Маринка-маленькая

Маринка-большая, Маринка-маленькая
--------------------------------------------------
Ах, какой снег выпал в Минске на Сельхозпоселке в январе 1970-го года. Такой чистый, что его можно было есть.
Мы собирались у Вовки в мансарде с косыми стенами. Вовка, тайком мимо родителей, принес  из погреба трехлитровую банку самодельного виноградного вина. Мы пили вино из чайных чашек и закусывали снегом с подоконника.
Я спросил, трахет ли он Маринку-большую. Вовка ответил - «нет», но сказал это так,  так чтобы я понял, что трахает.
Звали большую Маринку «большой», потому что была еще и Маринка-маленькая , красивая как кукла, девочка из заводского района. А Маринка-большая была действительно большая, выше Вовки на голову. Мы подкалывали Вовку, а он говорил: «В постели все равны».  Но какая там была постель.  Если кто-нибудь оставался у Вовки ночевать, его папа стучал по батарее парового отопления и кричал:
«Я не потерплю в моем доме бл**ства!»
        Мишу привела Маринка-маленькая.  Миша был настоящим минским мажором - учился в БГУ, изучал астрономию. Знал  японский язык (это так, для себя), имел настоящие американские  джинсы и курточку, магнитофон Комета,  свою комнату в квартире на Карла Маркса, куда родители не могли войти без стука. Ездил на такси.
У меня с Маринкой-маленькой ничего не было. В первый же день, в ответ на мои  инициативы, она спросила:
- Если я тебе дам, ты на мне женишься?
- Не знаю, - сказал я.
- Не обижайся, - сказала она. - Ты мне офигенно нравишься, но я должна выйти замуж.
Мы дружили. Я знал, что она живет без отца в однокомнатной квартире с больной матерью,  в нищете.  Любит читать. На копеечную зарплату служащей в банке собрала хорошую библиотеку, выше всех современных писателей ставит Трифонова и сама пробует писать.
Мы сидели допоздна. Миша принес с собой гитару и пел очень скучные, правильные пафосные песни собственного сочинения.  Вовка два раза сходил в погреб, мы выпили много вина. Почему-то Миша вызывал у меня раздражение и, опьянев, я стал искать повод, чтобы подраться. Он это почувствовал, сказал что-то на ухо Маринке-маленькой, и они засобирались уходить. Я предложил проводить, на вопросительный Маринкин взгляд ответил:  «Вам до Волгоградской нужно через сельхозпоселок идти." Я посадил их в такси, немного сильнее, чем нужно, захлопнул за Мишей дверь и помахал рукой.
Когда я вернулся, Вовка с Маринкой-большой уже открыли уже третью банку.
- Ну чего ты к нему цепляешься? - спросила Маринка-большая.
- Я не цепляюсь, нафиг мне этот Миша не нужен.
- Нет, ты цепляешься, он тебя боится.
- Не нужно меня бояться.
- А между прочим, он из ваших, - сказал Вовка
- Каких наших.
- На половину, - уточнила Маринка-большая, как кентавр.  Снизу конь, а сверху...

- Еврей, - уточнил я.

- А может наоборот. Сверху конь, а снизу еврей, - сказал Вовка.
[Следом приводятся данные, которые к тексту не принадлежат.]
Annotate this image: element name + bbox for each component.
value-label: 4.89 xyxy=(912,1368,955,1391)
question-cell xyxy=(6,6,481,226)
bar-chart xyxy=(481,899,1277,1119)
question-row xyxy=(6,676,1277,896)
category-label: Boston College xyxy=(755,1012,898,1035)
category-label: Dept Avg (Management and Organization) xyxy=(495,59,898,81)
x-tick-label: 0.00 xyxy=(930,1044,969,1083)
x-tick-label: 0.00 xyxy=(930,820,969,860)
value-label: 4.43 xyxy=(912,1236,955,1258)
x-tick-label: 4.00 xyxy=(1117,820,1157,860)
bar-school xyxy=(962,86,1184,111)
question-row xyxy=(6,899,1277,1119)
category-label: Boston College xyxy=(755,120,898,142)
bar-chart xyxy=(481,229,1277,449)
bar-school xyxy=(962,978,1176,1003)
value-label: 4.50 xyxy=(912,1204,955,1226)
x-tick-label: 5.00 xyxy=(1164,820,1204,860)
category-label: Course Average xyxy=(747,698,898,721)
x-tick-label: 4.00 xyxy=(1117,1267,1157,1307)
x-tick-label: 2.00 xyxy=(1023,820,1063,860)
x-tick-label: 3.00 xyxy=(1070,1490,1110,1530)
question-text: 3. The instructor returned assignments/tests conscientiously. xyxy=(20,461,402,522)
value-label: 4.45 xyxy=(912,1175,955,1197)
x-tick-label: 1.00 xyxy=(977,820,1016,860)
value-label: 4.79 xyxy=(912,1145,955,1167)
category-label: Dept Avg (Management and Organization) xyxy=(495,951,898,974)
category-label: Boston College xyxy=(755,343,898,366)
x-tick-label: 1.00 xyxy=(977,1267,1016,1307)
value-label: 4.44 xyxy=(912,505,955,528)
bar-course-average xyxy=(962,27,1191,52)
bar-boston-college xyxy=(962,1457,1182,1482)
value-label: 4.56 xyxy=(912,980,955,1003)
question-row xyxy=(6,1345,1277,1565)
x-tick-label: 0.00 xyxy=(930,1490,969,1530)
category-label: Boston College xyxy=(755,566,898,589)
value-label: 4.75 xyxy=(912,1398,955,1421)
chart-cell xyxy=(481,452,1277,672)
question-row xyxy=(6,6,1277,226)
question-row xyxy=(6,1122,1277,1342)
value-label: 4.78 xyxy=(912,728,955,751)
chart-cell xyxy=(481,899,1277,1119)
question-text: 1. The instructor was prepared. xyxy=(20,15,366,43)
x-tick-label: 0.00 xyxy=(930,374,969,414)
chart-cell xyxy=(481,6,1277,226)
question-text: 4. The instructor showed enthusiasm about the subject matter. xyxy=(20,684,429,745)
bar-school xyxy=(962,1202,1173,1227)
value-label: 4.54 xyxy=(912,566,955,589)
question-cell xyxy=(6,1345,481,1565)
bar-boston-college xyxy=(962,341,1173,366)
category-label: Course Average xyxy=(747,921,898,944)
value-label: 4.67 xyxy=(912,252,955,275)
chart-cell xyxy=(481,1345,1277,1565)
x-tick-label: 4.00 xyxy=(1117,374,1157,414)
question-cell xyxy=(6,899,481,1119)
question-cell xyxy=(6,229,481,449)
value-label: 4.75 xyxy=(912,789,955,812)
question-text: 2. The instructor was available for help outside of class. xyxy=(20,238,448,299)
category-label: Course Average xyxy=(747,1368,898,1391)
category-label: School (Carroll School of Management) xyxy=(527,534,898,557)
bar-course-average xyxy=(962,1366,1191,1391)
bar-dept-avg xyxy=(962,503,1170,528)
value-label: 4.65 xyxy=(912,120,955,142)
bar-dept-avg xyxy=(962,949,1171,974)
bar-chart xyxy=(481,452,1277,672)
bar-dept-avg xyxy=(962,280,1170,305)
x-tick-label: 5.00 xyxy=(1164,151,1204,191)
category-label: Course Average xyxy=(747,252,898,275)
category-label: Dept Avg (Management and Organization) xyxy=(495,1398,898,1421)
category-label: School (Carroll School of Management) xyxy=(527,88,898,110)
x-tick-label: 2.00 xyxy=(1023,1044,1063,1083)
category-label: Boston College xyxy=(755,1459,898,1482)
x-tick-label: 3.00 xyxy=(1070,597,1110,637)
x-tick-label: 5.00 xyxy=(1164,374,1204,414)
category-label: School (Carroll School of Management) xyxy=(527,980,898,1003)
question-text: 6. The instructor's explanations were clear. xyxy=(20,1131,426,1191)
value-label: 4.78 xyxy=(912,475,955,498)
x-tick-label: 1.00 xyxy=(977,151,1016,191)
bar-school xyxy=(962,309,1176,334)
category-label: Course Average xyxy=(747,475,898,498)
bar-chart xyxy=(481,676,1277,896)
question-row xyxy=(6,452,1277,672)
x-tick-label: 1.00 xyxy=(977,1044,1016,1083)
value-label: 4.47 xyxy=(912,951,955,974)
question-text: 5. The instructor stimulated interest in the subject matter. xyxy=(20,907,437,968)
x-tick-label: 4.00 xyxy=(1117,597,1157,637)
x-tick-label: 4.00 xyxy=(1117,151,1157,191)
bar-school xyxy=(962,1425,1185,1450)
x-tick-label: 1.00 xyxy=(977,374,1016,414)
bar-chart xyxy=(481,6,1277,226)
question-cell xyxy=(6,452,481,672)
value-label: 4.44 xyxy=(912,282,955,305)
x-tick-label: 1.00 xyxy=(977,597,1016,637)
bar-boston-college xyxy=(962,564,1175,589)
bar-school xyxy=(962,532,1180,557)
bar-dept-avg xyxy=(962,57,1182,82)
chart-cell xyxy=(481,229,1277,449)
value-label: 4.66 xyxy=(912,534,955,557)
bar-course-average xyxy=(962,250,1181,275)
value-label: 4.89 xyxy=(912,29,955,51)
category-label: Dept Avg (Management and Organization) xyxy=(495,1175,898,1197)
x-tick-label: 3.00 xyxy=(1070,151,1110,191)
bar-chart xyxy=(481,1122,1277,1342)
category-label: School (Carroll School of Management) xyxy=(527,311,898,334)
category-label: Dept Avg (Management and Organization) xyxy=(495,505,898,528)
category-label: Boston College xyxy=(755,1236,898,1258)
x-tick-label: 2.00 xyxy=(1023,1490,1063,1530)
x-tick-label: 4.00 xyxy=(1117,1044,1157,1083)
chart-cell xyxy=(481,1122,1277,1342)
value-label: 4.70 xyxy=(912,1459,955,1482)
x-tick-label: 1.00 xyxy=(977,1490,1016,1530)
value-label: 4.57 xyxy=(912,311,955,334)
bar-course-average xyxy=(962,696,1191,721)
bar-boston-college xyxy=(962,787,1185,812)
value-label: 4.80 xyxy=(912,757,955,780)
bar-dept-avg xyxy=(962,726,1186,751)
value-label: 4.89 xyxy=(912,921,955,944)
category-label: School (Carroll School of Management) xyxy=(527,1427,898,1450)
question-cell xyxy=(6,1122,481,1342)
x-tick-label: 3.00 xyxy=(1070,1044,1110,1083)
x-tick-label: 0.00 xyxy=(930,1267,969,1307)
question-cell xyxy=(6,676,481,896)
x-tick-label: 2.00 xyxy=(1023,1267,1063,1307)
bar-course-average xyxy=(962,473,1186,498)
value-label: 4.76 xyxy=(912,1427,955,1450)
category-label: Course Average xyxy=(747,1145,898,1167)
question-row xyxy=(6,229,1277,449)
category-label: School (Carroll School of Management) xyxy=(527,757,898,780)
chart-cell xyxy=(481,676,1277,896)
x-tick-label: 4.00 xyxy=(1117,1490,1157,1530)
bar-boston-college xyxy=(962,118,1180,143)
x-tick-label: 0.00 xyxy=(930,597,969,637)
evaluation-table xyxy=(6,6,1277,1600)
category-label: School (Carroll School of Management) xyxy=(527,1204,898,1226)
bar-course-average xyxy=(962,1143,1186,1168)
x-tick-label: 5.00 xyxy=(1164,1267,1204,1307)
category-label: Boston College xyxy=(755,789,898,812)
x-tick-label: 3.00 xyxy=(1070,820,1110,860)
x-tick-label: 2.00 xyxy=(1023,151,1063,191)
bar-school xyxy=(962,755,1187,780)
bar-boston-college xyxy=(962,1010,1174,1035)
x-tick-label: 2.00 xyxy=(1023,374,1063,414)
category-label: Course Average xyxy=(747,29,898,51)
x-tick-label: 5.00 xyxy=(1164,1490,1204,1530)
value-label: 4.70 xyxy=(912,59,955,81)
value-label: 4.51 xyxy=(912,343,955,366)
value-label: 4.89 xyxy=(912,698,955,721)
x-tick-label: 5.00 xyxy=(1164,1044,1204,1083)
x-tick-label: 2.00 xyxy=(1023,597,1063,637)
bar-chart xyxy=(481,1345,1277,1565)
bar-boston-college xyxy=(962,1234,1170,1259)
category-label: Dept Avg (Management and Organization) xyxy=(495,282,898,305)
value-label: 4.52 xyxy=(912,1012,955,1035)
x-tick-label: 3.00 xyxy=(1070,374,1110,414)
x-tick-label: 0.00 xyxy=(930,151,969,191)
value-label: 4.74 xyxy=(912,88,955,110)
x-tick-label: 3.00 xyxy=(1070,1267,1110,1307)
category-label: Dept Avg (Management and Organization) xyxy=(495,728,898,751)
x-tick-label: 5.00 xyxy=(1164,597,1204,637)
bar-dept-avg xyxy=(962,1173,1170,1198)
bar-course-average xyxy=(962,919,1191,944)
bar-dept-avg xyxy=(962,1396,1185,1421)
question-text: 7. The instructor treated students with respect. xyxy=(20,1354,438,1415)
- Рабинович, хочешь меня трахнуть? - спросила Маринка-большая.

- А как же Вовка?
- Я большая, меня на всех хватит...
Только через неделю, заглянув «на чердак», я увидел всю компанию: Вовку, Маринку-большую и Маринку-маленькую.
- У меня праздник, - сказала Маринка-маленькая.
- Какой праздник?
- Какая тебе разница. У меня праздник, давай отпразднуем.
Она достала из сумочки бутылку грузинского коньяка и коробку шоколадных бутылочек.
Это был наш ритуал.
Каждый откусил у своей бутылочки дно, выпил содержимое, потом в шоколадную рюмочку налил коньяка и выпил ещё раз. Нужно было с кем-нибудь поцеловаться. Я чмокнул Маринку в шею, но она сказала:
- Нет, не так.
Схватила меня как ребенка за лицо и поцеловала в губы.
- Ну, как там наш Миша? - спросил я у Маринки, когда мы выпили всю бутылку коньяка.
- Говно этот твой  Миша, - сказала  внезапно опьяневшая Маринка.
- Почему мой, он твой.
- Нет твой, - сказала Маринка-маленькая,  и красивое ее лицо лицо сделалось злым.
Через месяц я узнал, что она вышла за Мишу замуж.